There is an improvement that can be made here. There is no attempt to find the brightest colour. If you look at the dark image, the brightest colours (red) stand out over and above the dark colours. Using this knowledge is an illustration technique. Notice how the red stands out on one image, a small blue line on the other?
This particular algorythm and others that I've seen don't take this into account. Depending on the image, you could also take into account the lightness and darkness to find the dominant colour however small amounts in the image.
HSV is a terrible color model for any human purpose. (To be honest, for any purpose whatsoever, unless it’s required for backwards-compatibility with legacy systems.) HSV, like the RGB model it is a trivial derivative of, has dimensions which are not closely correlated with any color attributes relevant to human perception.
Instead, use a model such as CIECAM02, IPT, CIELAB (from the 70s but not too bad), or Munsell (basically a big lookup table, from experiments done in the 40s).
While I support all statements in your post, it misses the point completely.
This is not at all about "human perception". It's the opposite. The computer is selecting some colors from the picture that it thinks are representative of the color palette used.

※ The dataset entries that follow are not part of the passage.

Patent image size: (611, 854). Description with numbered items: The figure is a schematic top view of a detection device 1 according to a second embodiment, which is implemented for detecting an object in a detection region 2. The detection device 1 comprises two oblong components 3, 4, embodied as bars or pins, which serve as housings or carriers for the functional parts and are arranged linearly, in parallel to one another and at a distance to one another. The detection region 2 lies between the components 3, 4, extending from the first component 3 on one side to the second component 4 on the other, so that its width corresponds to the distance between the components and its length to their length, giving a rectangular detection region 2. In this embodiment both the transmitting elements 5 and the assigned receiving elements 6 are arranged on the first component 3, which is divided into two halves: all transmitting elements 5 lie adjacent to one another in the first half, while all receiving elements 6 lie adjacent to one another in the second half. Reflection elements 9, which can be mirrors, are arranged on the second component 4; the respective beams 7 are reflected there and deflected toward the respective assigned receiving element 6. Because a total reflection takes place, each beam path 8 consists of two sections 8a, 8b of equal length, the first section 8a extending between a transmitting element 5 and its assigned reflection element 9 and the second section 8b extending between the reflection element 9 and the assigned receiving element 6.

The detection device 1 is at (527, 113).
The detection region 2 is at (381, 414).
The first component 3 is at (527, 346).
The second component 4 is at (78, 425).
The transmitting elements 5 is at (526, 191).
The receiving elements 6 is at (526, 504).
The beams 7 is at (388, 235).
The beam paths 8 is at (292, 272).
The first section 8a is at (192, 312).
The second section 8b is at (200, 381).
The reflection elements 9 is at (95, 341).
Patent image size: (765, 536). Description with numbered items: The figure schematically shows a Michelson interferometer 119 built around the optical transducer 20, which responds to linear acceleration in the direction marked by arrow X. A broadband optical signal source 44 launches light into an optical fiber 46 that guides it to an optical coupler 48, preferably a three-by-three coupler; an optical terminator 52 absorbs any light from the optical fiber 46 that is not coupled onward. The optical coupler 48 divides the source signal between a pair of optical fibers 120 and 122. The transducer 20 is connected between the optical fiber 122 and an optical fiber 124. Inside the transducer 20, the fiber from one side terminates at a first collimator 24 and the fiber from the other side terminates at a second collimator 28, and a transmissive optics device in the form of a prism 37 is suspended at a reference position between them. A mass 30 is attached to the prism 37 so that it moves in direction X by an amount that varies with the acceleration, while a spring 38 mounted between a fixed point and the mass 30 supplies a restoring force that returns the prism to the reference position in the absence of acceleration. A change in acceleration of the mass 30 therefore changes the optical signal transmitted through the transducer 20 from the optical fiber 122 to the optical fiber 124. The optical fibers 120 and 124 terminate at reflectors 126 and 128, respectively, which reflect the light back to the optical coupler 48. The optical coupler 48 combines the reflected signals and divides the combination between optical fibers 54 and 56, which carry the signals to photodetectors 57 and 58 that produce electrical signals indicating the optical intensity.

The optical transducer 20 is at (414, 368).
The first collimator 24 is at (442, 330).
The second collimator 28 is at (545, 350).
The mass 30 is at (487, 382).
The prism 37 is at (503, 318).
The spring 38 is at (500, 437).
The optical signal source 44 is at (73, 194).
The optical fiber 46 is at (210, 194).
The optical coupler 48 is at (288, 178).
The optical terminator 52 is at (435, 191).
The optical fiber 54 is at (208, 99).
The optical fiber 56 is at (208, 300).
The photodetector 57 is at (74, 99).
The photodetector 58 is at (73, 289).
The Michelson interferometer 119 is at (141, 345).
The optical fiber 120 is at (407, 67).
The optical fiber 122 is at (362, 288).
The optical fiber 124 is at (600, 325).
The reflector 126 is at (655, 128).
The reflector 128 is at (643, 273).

When you have a look at the code, the way it is done is that it takes the RGB values as coordinates, randomly selects 3 (or N) clusters, and then caluclates the euclidean distance of all points to their nearest cluster. It continues to randomly select new clusters until it decides that the result doesnt improve anymore at which point it just stops and prints out the coordinates (colors) of the clusters.
It should be immediately clear, that selecting another color model, such as HSL or HSV has a direct impact on the calculated euclidean distance, since these color models are not just simple rotations of the rgb cube. Thus it should lead to other (possibly better) results. I am fairly sure that this is what the parent post was suggesting. The color model used to print out the final colors is/could be independent of the one used internally.
Euclidean distance in RGB or HSV or whatever is a terrible metric for judging color differences in any context. Not only are they poorly matched to human perception, but these models are also useless from the perspective of judging chemical details of surface pigments, or whatever physical thing someone might care about.
But really, since we’re talking about “dominant color”, and “color” is defined with reference to human vision, what we likely care about is the color “clusters” apparent to a human observer. Which means we should work in a color model which accurately represents features relevant to human vision.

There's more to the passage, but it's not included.